Tristan twisted in his saddle to glare at her. “You don’t even know what song I'm whistling, so how do you know I’m off tune?’

“I don’t need to know what song it is to know that your rendition is gods-awful.”

“What’s got you in such a foul mood?”

“What’s got you in such a good mood that you feel the need to whistle?” Sam retorted.

“I wasn’t aware I needed a reason to be in a good mood,” Tristan said. “But, if you must know, I suppose it’s because we’ll arrive at Haywood in half a day’s ride. I’m looking forward to a bath and a proper bed.”

“That does sound lovely,” Sam said, because it was expected of her. She was saddle sore and her muscles ached and gods, she was tired, but the prospect of a good night’s sleep couldn’t erase her fear of discovery. She couldn’t afford any mistakes, not in Haywood. And even then, she wasn’t sure it would be good enough.

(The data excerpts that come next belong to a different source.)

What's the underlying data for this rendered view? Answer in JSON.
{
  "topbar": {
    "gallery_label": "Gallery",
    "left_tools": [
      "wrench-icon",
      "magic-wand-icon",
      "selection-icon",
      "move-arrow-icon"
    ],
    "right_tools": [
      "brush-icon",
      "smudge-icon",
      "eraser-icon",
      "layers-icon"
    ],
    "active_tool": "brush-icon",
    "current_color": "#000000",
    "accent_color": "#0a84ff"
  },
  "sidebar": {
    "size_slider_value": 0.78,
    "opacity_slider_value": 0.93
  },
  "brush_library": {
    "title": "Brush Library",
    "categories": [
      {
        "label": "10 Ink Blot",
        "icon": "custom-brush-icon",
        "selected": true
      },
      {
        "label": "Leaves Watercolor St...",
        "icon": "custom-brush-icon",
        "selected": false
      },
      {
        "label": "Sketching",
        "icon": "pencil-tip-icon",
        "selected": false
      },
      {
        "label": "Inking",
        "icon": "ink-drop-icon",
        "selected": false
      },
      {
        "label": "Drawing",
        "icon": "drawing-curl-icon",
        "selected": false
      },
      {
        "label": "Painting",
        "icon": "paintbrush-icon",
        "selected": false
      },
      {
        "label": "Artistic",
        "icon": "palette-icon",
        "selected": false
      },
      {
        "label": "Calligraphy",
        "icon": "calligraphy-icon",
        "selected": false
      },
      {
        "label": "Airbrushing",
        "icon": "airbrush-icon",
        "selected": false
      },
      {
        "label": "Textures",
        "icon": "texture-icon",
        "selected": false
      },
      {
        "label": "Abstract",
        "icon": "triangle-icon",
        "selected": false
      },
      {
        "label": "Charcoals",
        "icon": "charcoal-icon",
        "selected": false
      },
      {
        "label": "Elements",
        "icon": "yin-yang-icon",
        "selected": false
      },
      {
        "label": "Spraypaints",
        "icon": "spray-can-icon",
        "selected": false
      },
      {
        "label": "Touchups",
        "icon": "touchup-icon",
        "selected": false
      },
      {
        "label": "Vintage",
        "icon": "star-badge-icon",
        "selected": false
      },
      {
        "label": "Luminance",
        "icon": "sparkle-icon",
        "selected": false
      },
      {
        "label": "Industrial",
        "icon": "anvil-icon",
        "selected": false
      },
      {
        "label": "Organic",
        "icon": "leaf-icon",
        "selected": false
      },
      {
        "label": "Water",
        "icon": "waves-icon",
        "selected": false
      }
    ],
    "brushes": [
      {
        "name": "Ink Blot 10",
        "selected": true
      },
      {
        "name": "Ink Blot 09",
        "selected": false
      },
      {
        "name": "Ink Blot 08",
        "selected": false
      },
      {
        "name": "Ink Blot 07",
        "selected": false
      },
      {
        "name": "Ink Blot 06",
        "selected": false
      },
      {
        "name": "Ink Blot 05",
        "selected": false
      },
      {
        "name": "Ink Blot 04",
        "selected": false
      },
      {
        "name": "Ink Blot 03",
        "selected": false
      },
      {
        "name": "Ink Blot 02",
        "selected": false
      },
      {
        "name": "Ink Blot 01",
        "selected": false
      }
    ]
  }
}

As they closed the distance between Cordoba and Haywood, the landscape gradually began to change.  Rolling dunes flattened and the occasional pockets of thicket spread until the world was green as far as the eye could see. The air thickened and clouds gathered in the sky like herded sheep, blocking the sun’s rays but not its warmth.

Once the all-too-familiar turrets of Castle Haywood came into view – her castle, the only home she’d ever known – Sam retrieved a cloak from her pack and hid her face beneath its overlarge hood.

“Are you mad?” Tristan said incredulously. “It’s boiling hot out.”

“I’m cold,” Sam said stubbornly, hoping he couldn’t see the droplets of perspiration on her upper lip. When he wasn’t looking, she dabbed at her damp face with her sleeve. Braeden shot her a quizzical look. “Later,” she mouthed, though she wasn’t sure yet what tale she’d spin.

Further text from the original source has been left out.